Financial services firms are facing new challenges
People’s financial circumstances are strongly connected to their mental, emotional and physical wellbeing and the next few years will be about far more than credit cards, loans and mortgages. Financial firms have been forced to respond quickly to the latest developments and associated operational problems, such as:
- Significant increases in debt management cases and being forced to scale up operations quickly
- Loss of revenue and increased operating costs as lending defaults increase
- Rapidly changing product sets responding to government lending schemes
- Evolving customer expectations leading to expanding customer contact channel approach, and a rapid introduction of video call platforms such as Zoom and MS Teams
- Increasing pressure on employees to support customers, while the employees themselves are faced with changes within their roles, and dealing with their own personal circumstances
- Increased social pressure to support customers through difficult times
Financial services firms are heavily regulated, meaning that they must continue to operate and prove robust and compliant processes and maintain strong capital adequacy to protect against 2008-like financial crisis. As government support for livelihoods inevitably falls away, and incomes become squeezed, handling vulnerable customer with compassion and sensitivity could prove to be difficult, even for the largest and most established financial services firms.
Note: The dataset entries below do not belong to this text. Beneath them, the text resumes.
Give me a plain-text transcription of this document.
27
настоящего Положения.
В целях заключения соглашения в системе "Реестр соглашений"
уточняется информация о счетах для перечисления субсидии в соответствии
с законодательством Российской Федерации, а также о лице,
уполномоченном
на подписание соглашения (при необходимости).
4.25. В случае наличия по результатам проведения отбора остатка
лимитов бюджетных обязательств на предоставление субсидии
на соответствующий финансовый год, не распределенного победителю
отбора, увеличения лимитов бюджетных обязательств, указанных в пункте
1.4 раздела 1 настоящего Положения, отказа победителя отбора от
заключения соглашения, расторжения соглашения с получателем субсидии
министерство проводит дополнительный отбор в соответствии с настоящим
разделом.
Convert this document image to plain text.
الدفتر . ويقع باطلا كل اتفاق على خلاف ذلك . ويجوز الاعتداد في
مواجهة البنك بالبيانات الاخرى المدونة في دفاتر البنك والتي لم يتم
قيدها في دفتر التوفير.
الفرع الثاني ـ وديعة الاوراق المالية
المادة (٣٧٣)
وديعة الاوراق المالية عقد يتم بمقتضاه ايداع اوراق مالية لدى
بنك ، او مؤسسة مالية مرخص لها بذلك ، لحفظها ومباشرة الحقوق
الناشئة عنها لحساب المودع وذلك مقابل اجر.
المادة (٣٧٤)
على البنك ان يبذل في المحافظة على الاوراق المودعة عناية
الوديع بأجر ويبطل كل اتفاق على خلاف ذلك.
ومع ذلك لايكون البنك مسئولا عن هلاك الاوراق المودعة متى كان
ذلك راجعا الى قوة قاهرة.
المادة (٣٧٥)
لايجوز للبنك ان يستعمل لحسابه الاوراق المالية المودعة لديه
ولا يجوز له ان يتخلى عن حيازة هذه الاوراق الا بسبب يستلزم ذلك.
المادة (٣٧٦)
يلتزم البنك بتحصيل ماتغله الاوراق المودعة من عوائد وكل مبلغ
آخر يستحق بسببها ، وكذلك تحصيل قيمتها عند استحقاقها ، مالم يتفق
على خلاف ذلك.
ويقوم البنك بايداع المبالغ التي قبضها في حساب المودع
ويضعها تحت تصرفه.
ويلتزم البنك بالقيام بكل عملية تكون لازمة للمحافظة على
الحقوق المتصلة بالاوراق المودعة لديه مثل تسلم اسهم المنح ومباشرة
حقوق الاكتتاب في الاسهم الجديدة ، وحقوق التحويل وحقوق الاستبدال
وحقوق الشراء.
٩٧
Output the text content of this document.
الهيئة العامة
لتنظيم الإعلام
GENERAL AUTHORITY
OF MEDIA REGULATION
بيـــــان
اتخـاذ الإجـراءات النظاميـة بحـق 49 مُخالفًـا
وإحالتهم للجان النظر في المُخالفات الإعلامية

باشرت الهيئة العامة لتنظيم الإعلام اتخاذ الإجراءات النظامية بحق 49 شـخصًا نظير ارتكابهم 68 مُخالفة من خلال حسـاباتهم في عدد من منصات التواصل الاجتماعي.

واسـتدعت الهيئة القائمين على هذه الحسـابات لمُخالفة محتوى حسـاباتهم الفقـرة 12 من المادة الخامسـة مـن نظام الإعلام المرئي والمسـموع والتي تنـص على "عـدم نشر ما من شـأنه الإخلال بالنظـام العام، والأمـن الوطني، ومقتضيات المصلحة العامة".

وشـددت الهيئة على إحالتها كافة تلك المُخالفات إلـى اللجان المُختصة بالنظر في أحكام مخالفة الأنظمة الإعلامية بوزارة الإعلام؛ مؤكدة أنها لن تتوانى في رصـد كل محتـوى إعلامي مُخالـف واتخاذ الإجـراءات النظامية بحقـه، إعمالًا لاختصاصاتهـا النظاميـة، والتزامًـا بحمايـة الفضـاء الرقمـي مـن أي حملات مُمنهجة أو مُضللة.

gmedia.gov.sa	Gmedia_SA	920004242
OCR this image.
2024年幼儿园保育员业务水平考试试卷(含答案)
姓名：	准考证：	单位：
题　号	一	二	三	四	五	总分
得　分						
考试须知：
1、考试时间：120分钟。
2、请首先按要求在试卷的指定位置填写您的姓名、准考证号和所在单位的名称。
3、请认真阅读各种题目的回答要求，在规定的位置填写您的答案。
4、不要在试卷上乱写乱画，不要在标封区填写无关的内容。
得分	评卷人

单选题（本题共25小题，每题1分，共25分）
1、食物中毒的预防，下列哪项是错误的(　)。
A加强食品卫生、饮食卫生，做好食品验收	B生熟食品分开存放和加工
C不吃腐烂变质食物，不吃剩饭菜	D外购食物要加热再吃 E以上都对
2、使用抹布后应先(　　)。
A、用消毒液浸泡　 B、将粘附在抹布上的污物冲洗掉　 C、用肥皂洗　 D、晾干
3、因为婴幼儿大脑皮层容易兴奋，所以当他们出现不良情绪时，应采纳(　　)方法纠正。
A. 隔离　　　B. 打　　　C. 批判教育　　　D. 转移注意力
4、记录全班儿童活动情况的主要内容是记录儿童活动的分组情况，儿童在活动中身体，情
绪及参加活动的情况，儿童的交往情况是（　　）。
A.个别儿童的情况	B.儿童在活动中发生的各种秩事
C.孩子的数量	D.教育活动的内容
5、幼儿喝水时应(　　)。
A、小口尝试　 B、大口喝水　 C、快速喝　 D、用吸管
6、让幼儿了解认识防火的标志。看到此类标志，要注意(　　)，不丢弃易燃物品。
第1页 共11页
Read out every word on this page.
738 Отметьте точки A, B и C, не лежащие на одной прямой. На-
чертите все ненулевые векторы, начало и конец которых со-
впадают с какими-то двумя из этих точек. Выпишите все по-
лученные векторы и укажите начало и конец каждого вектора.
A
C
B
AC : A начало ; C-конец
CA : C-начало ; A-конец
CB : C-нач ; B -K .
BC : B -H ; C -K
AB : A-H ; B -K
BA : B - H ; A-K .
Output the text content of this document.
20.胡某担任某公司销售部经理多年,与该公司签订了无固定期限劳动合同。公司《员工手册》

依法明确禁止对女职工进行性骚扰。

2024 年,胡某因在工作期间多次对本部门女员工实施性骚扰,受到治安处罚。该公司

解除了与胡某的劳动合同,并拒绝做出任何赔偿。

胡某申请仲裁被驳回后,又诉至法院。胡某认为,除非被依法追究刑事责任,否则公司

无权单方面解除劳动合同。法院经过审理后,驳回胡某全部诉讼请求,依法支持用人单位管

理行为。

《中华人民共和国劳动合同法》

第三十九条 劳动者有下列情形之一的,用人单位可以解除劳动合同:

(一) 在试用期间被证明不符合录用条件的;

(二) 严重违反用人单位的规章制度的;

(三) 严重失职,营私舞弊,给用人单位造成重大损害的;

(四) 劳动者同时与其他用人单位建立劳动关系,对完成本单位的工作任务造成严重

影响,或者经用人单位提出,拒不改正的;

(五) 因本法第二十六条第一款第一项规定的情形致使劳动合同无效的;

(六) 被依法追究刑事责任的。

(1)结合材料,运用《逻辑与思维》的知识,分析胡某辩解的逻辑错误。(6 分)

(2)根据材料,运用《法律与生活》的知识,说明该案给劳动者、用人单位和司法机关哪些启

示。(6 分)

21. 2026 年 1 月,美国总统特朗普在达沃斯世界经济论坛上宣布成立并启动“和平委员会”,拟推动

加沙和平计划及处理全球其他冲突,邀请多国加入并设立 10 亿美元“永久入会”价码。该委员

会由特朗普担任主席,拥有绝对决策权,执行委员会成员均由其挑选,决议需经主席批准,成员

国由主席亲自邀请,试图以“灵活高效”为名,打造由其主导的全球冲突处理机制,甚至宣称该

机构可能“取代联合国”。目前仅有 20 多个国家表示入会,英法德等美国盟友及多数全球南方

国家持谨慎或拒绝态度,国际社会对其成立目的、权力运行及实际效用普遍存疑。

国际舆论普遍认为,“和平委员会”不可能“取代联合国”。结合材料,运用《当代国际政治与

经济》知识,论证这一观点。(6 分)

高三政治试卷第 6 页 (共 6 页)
How can speech technology help financial firms support vulnerable customers?
Deployment of Artificial Intelligence technologies offers readily available solutions to firms to monitor, review and supervise interactions with vulnerable customers at scale, ensuring compliance and fair treatment at all times.
Advances in Natural Language Processing and Machine Learning now make it possible to accurately spot potential signs of unfair treatment of vulnerable customers within advisor-customer conversations.
Firms like Recordsure can provide highly accurate recording and transcription solutions that other Machine Learning and data science firms can also utilise to derive insight. Recordsure provides Machine Learning models that focus on compliance assurance and risk management, and provide operational efficiencies and customer insights along the way.
Regardless of how firms decide to solve the challenge of supporting vulnerable customers and managing their supervisory oversight, doing so at scale will almost certainly require the help of Machine Learning tools and systems.